In the wake of these overnight embargoes on Russian energy, Europe has scrambled to intensify buildout of renewable resources. But this rapid expansion has led to major hiccups in the continent’s energy security, placing major strain on power grids and causing extreme volatility in electricity prices. To fill these gaps and shore up energy security over the past few years, Europe has eagerly increased its imports of liquefied natural gas from the United States. But now that decision, too, is seeming increasingly risky for European sovereignty and resilience. 

“Europe’s energy security is being redrawn by shifting global power plays – from America’s energy dominance to China’s technological monopoly,” the German Council on Foreign Relations warned in a memo published earlier this week. “Once considered tools of cooperation, energy resources and technologies are again being used for leverage.”

In general, global geopolitics are trending toward an era of protectionism and nationalist policy, with potentially disastrous results for net energy importers. And Europe, which has clung to a free-trade ethos, is at risk of being caught in the crossfire between the United States and China as the world’s two biggest economies pull in opposite directions – one toward being the world’s first electrostate and the other toward petro-dominance. And both want to ensure that the entire world follows suit. 

While the United States was once considered a safe lifeline away from the tyrannical and unstable energy powers of Russia and China, experts contend that those dynamics are rapidly changing. The Council expresses genuine concern that the United States will now do anything to ensure its own energy dominance – including but not limited to the aggressive annexation of Greenland – without a second thought for its European alliances. But the alternative, cozying up to China, isn’t sounding so great either. 

As a result, the Council contends that “Germany should begin to consider US energy dominance, alongside Russian fossil statecraft and Chinese technological consolidation, as a potential systemic risk.”

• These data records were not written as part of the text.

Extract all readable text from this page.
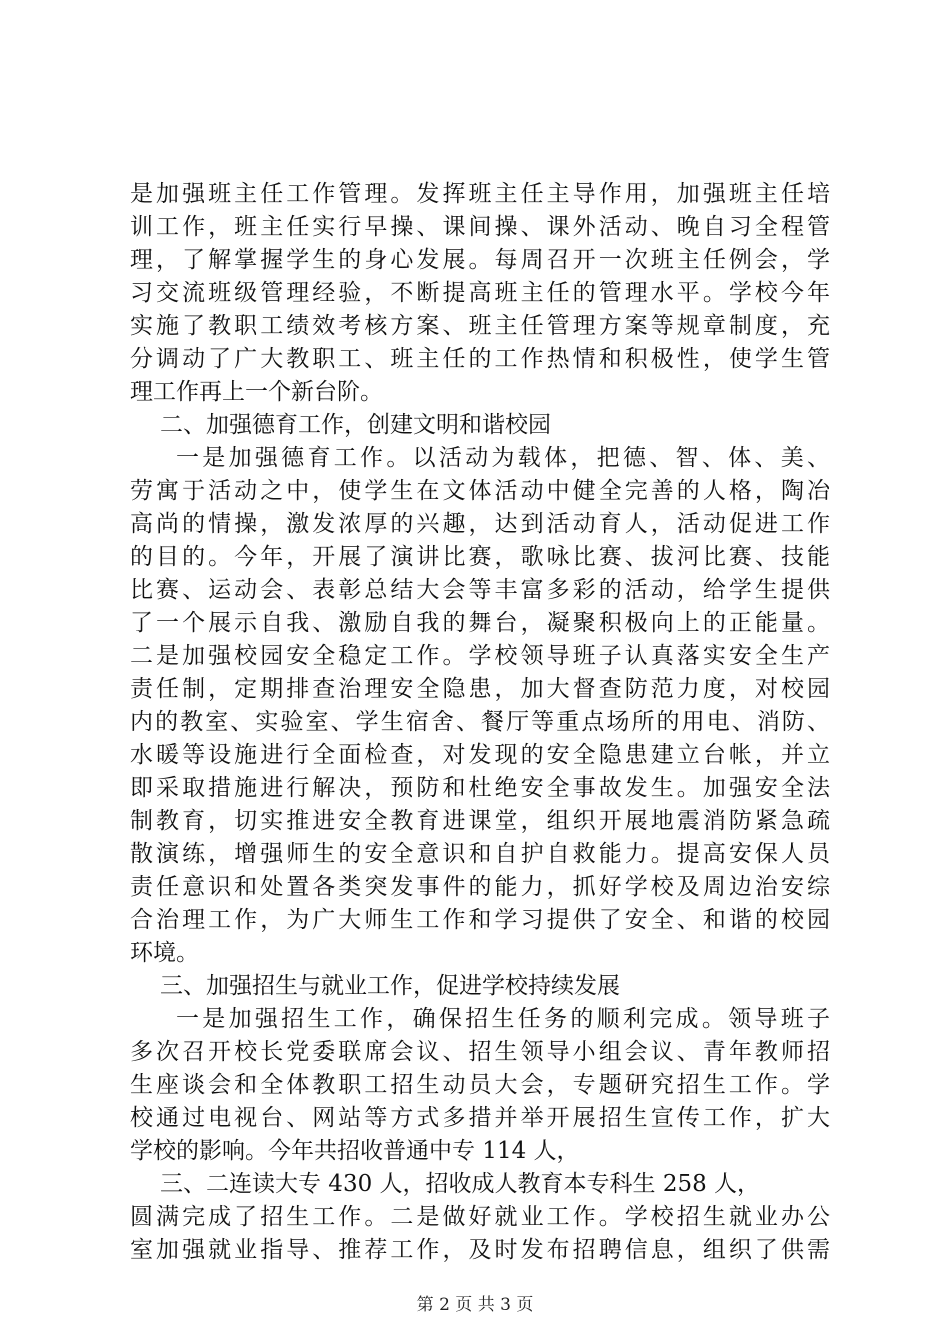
是加强班主任工作管理。发挥班主任主导作用，加强班主任培
训工作，班主任实行早操、课间操、课外活动、晚自习全程管
理，了解掌握学生的身心发展。每周召开一次班主任例会，学
习交流班级管理经验，不断提高班主任的管理水平。学校今年
实施了教职工绩效考核方案、班主任管理方案等规章制度，充
分调动了广大教职工、班主任的工作热情和积极性，使学生管
理工作再上一个新台阶。
二、加强德育工作，创建文明和谐校园
一是加强德育工作。以活动为载体，把德、智、体、美、
劳寓于活动之中，使学生在文体活动中健全完善的人格，陶冶
高尚的情操，激发浓厚的兴趣，达到活动育人，活动促进工作
的目的。今年，开展了演讲比赛，歌咏比赛、拔河比赛、技能
比赛、运动会、表彰总结大会等丰富多彩的活动，给学生提供
了一个展示自我、激励自我的舞台，凝聚积极向上的正能量。
二是加强校园安全稳定工作。学校领导班子认真落实安全生产
责任制，定期排查治理安全隐患，加大督查防范力度，对校园
内的教室、实验室、学生宿舍、餐厅等重点场所的用电、消防、
水暖等设施进行全面检查，对发现的安全隐患建立台帐，并立
即采取措施进行解决，预防和杜绝安全事故发生。加强安全法
制教育，切实推进安全教育进课堂，组织开展地震消防紧急疏
散演练，增强师生的安全意识和自护自救能力。提高安保人员
责任意识和处置各类突发事件的能力，抓好学校及周边治安综
合治理工作，为广大师生工作和学习提供了安全、和谐的校园
环境。
三、加强招生与就业工作，促进学校持续发展
一是加强招生工作，确保招生任务的顺利完成。领导班子
多次召开校长党委联席会议、招生领导小组会议、青年教师招
生座谈会和全体教职工招生动员大会，专题研究招生工作。学
校通过电视台、网站等方式多措并举开展招生宣传工作，扩大
学校的影响。今年共招收普通中专 114 人，
三、二连读大专 430 人，招收成人教育本专科生 258 人，
圆满完成了招生工作。二是做好就业工作。学校招生就业办公
室加强就业指导、推荐工作，及时发布招聘信息，组织了供需
第 2 页 共 3 页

Trump’s aggression toward Greenland, in particular, has been a major pivot point for European leadership, pushing the continent to pursue energy independence with renewed vigor. Accordingly, nine countries with stakes in the North Sea have doubled down on the development of large-scale offshore wind projects that would include the development of a grid connected to multiple European nations. 

While this new agreement is focused on strengthening Europe’s energy independence, leaders say that it doesn’t signal a desire to end trade relations with the United States. EU energy commissioner Dan Jørgensen has said: “We are not against trading with the US — on the contrary. But we are of course aware — and this goes for all countries, not only the US — that we are not aiming at replacing one dependency with a new dependency. We want to grow our own energy and our strategy in the future is to become free of gas.”

In the meantime, Europe is also keen to develop more diverse suppliers and “mutually beneficial energy partnerships with like-minded partners eager to avoid asymmetrical and transactional dependencies,” according to the German Council on Foreign Relations.